Une terreur nocturne ressemble au pire cauchemar d'une vie et relève d'un mécanisme presque inverse. Les cauchemars surviennent en sommeil paradoxal, ce sont des rêves, et le dormeur peut en général les raconter. Une terreur nocturne survient en sommeil lent profond, il n'y a le plus souvent rien à raconter, et au matin la plupart des gens n'en gardent aucun souvenir.
Il s'agit d'un éveil partiel. Les systèmes qui commandent le mouvement et l'éveil neurovégétatif passent en pleine activité tandis que les régions corticales supérieures, celles qui produiraient la conscience de la situation, restent endormies. Le résultat est un corps qui fait tout ce que fait un corps effrayé, se redresser, crier, transpirer, le coeur emballé, avec une réaction de peur que personne n'est là pour interpréter. C'est aussi pourquoi on ne peut pas raisonner quelqu'un pendant un épisode : la part à laquelle on s'adresserait n'est pas réveillée.

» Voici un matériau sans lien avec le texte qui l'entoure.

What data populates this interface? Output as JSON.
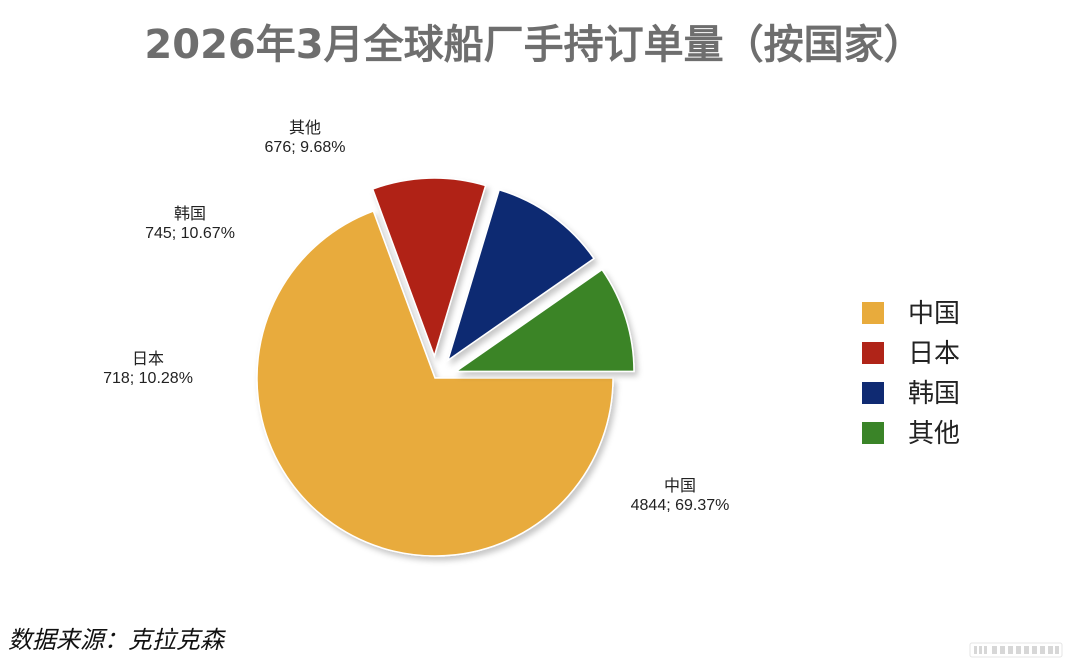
{
  "chart_data": {
    "type": "pie",
    "title": "2026年3月全球船厂手持订单量（按国家）",
    "slices": [
      {
        "name": "中国",
        "value": 4844,
        "percent": "69.37%",
        "label": "4844; 69.37%",
        "color": "#e8ab3c",
        "exploded": false
      },
      {
        "name": "日本",
        "value": 718,
        "percent": "10.28%",
        "label": "718; 10.28%",
        "color": "#b02418",
        "exploded": true
      },
      {
        "name": "韩国",
        "value": 745,
        "percent": "10.67%",
        "label": "745; 10.67%",
        "color": "#0f2a72",
        "exploded": true
      },
      {
        "name": "其他",
        "value": 676,
        "percent": "9.68%",
        "label": "676; 9.68%",
        "color": "#3a8428",
        "exploded": true
      }
    ],
    "legend": [
      "中国",
      "日本",
      "韩国",
      "其他"
    ],
    "legend_position": "right"
  },
  "source_note": "数据来源：克拉克森",
  "watermark": "www.douying.com"
}
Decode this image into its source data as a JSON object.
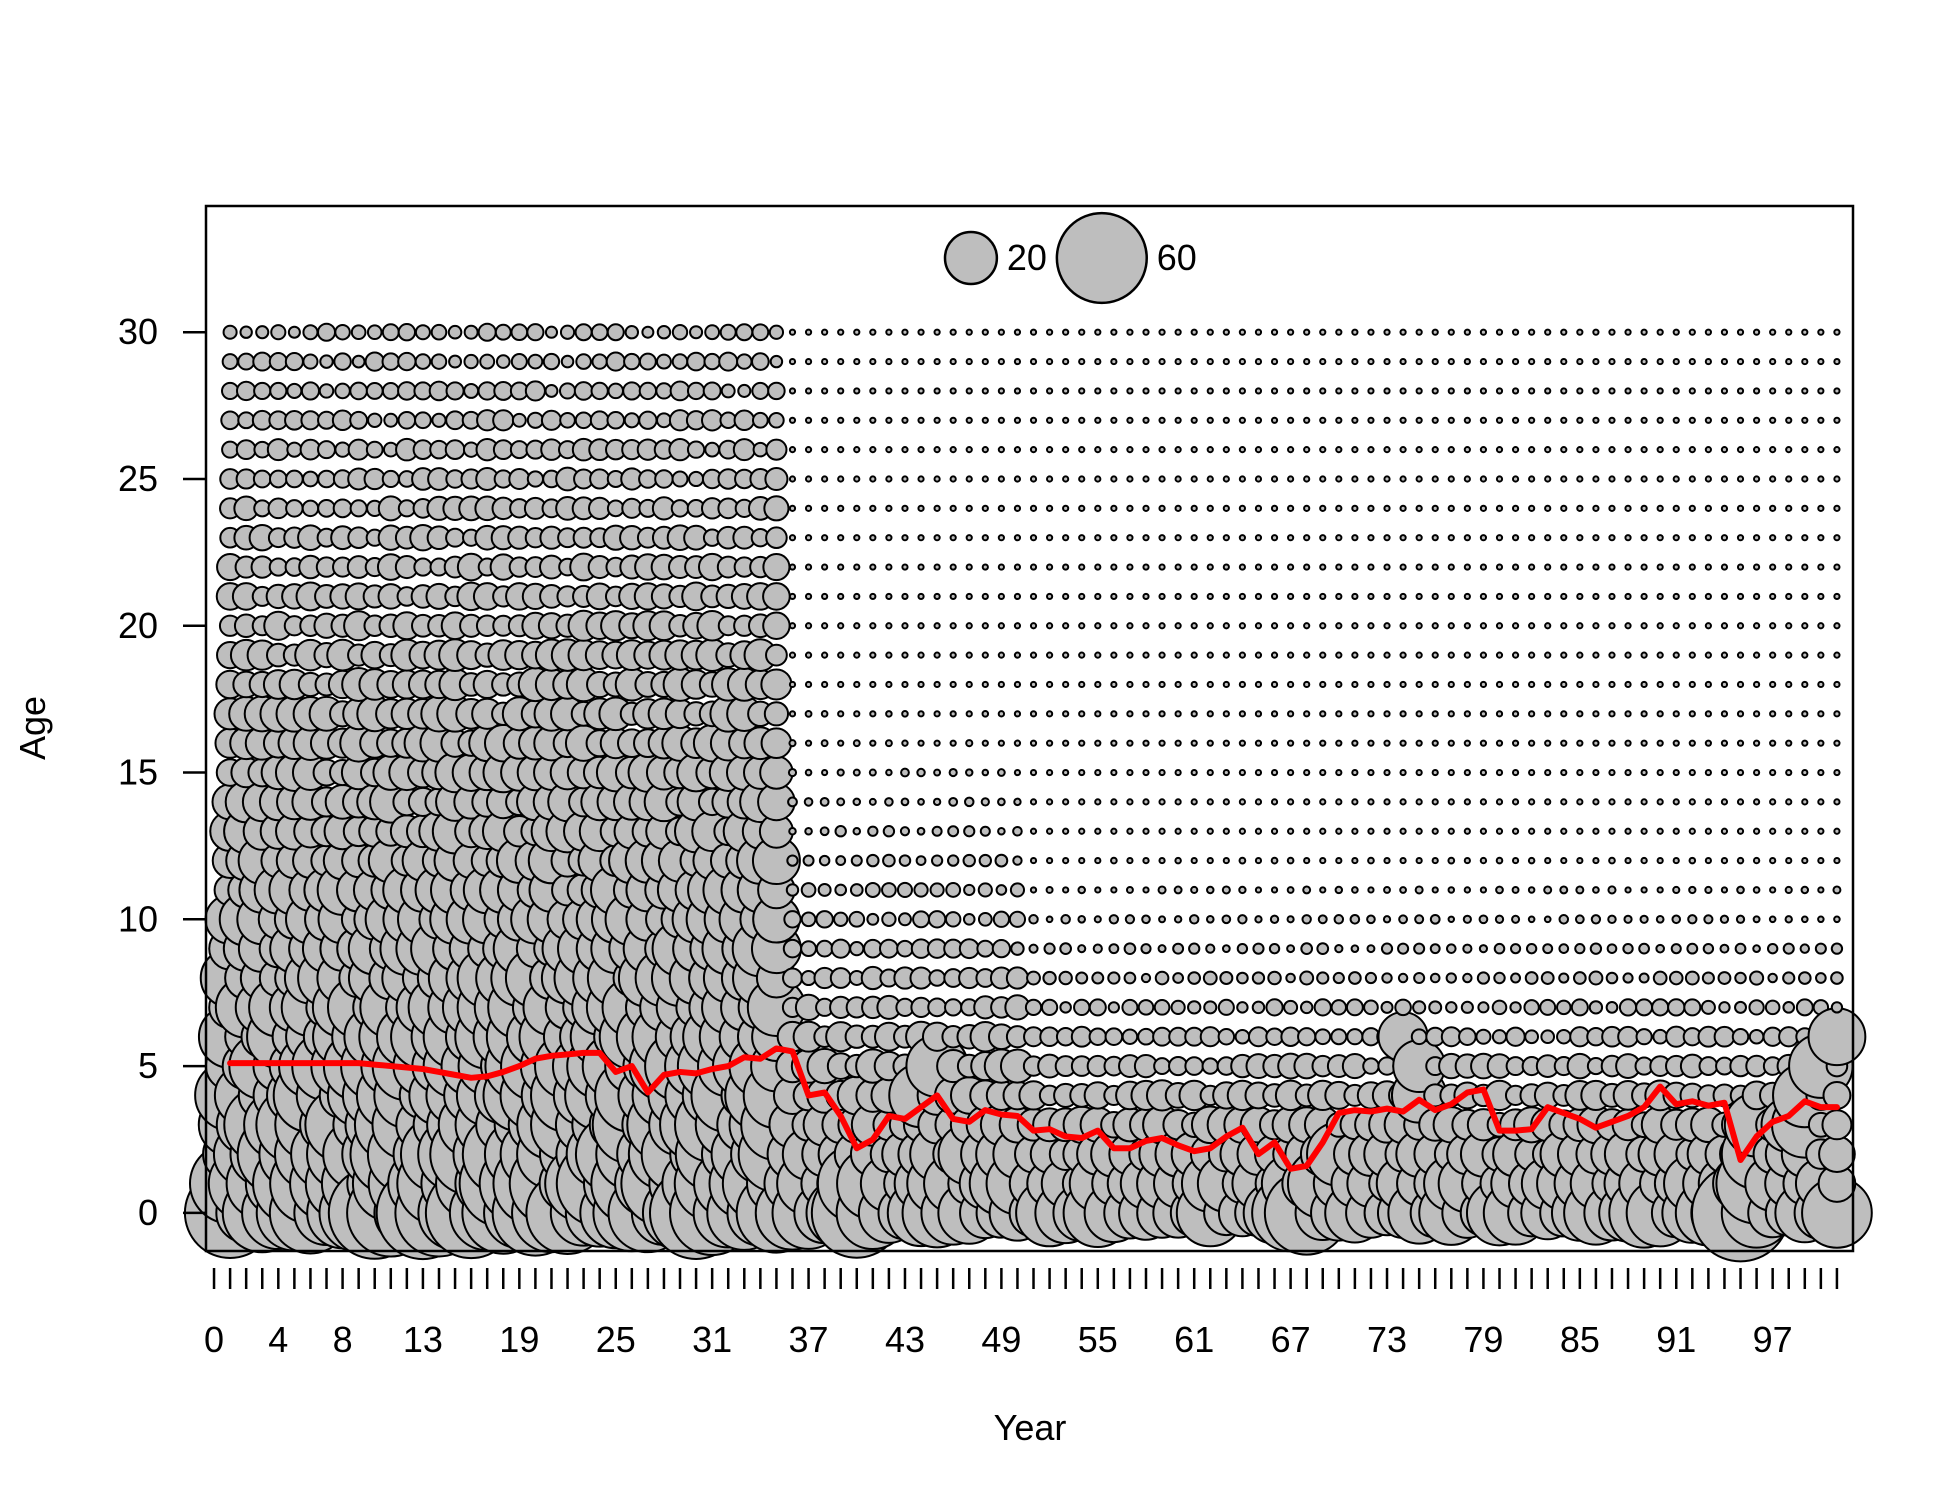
{
  "chart_data": {
    "type": "scatter",
    "xlabel": "Year",
    "ylabel": "Age",
    "x_tick_labels": [
      "0",
      "4",
      "8",
      "13",
      "19",
      "25",
      "31",
      "37",
      "43",
      "49",
      "55",
      "61",
      "67",
      "73",
      "79",
      "85",
      "91",
      "97"
    ],
    "y_tick_labels": [
      "0",
      "5",
      "10",
      "15",
      "20",
      "25",
      "30"
    ],
    "years": [
      1,
      101
    ],
    "ages": [
      0,
      30
    ],
    "legend": {
      "placement": "top-center",
      "entries": [
        {
          "label": "20",
          "value": 20
        },
        {
          "label": "60",
          "value": 60
        }
      ]
    },
    "mean_age_line": {
      "name": "",
      "x": [
        1,
        2,
        3,
        4,
        5,
        6,
        7,
        8,
        9,
        10,
        11,
        12,
        13,
        14,
        15,
        16,
        17,
        18,
        19,
        20,
        21,
        22,
        23,
        24,
        25,
        26,
        27,
        28,
        29,
        30,
        31,
        32,
        33,
        34,
        35,
        36,
        37,
        38,
        39,
        40,
        41,
        42,
        43,
        44,
        45,
        46,
        47,
        48,
        49,
        50,
        51,
        52,
        53,
        54,
        55,
        56,
        57,
        58,
        59,
        60,
        61,
        62,
        63,
        64,
        65,
        66,
        67,
        68,
        69,
        70,
        71,
        72,
        73,
        74,
        75,
        76,
        77,
        78,
        79,
        80,
        81,
        82,
        83,
        84,
        85,
        86,
        87,
        88,
        89,
        90,
        91,
        92,
        93,
        94,
        95,
        96,
        97,
        98,
        99,
        100,
        101
      ],
      "y": [
        5.1,
        5.1,
        5.1,
        5.1,
        5.1,
        5.1,
        5.1,
        5.1,
        5.1,
        5.05,
        5.0,
        4.95,
        4.9,
        4.8,
        4.7,
        4.6,
        4.65,
        4.8,
        5.0,
        5.25,
        5.35,
        5.4,
        5.45,
        5.45,
        4.8,
        5.0,
        4.1,
        4.7,
        4.8,
        4.75,
        4.9,
        5.0,
        5.3,
        5.25,
        5.6,
        5.5,
        4.0,
        4.1,
        3.3,
        2.2,
        2.5,
        3.3,
        3.2,
        3.6,
        4.0,
        3.2,
        3.1,
        3.5,
        3.35,
        3.3,
        2.8,
        2.85,
        2.6,
        2.55,
        2.8,
        2.2,
        2.2,
        2.45,
        2.55,
        2.3,
        2.1,
        2.2,
        2.6,
        2.9,
        2.0,
        2.4,
        1.5,
        1.6,
        2.4,
        3.4,
        3.5,
        3.45,
        3.55,
        3.45,
        3.85,
        3.5,
        3.7,
        4.1,
        4.2,
        2.8,
        2.8,
        2.85,
        3.6,
        3.4,
        3.2,
        2.9,
        3.1,
        3.3,
        3.6,
        4.3,
        3.7,
        3.8,
        3.65,
        3.75,
        1.8,
        2.6,
        3.1,
        3.3,
        3.8,
        3.6,
        3.6
      ],
      "color": "#ff0000"
    },
    "bubble_fill": "#bebebe",
    "bubble_stroke": "#000000",
    "xlim": [
      -0.5,
      102
    ],
    "ylim": [
      -1.3,
      34.3
    ]
  }
}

Le phénomène est surtout fréquent chez le jeune enfant, ce qui est une consolation pour la famille sur le long terme, puisque cela passe en grandissant, et aucune sur le moment. Les conseils courants découlent du mécanisme et non du folklore : ne pas chercher à réveiller, ce qui prolonge la confusion, sécuriser l'espace, et attendre. L'épisode se termine seul et le dormeur repart en général sans émerger.
Les facteurs déclenchants sont prosaïques et pour la plupart modifiables. Le manque de sommeil vient en tête, avec les horaires irréguliers, la fièvre, le stress et certains médicaments, et il existe une nette composante familiale. Pour une maisonnée en pleine série difficile, la conclusion pratique est que corriger le rythme de sommeil fait plus que tout ce qu'on peut tenter pendant la crise.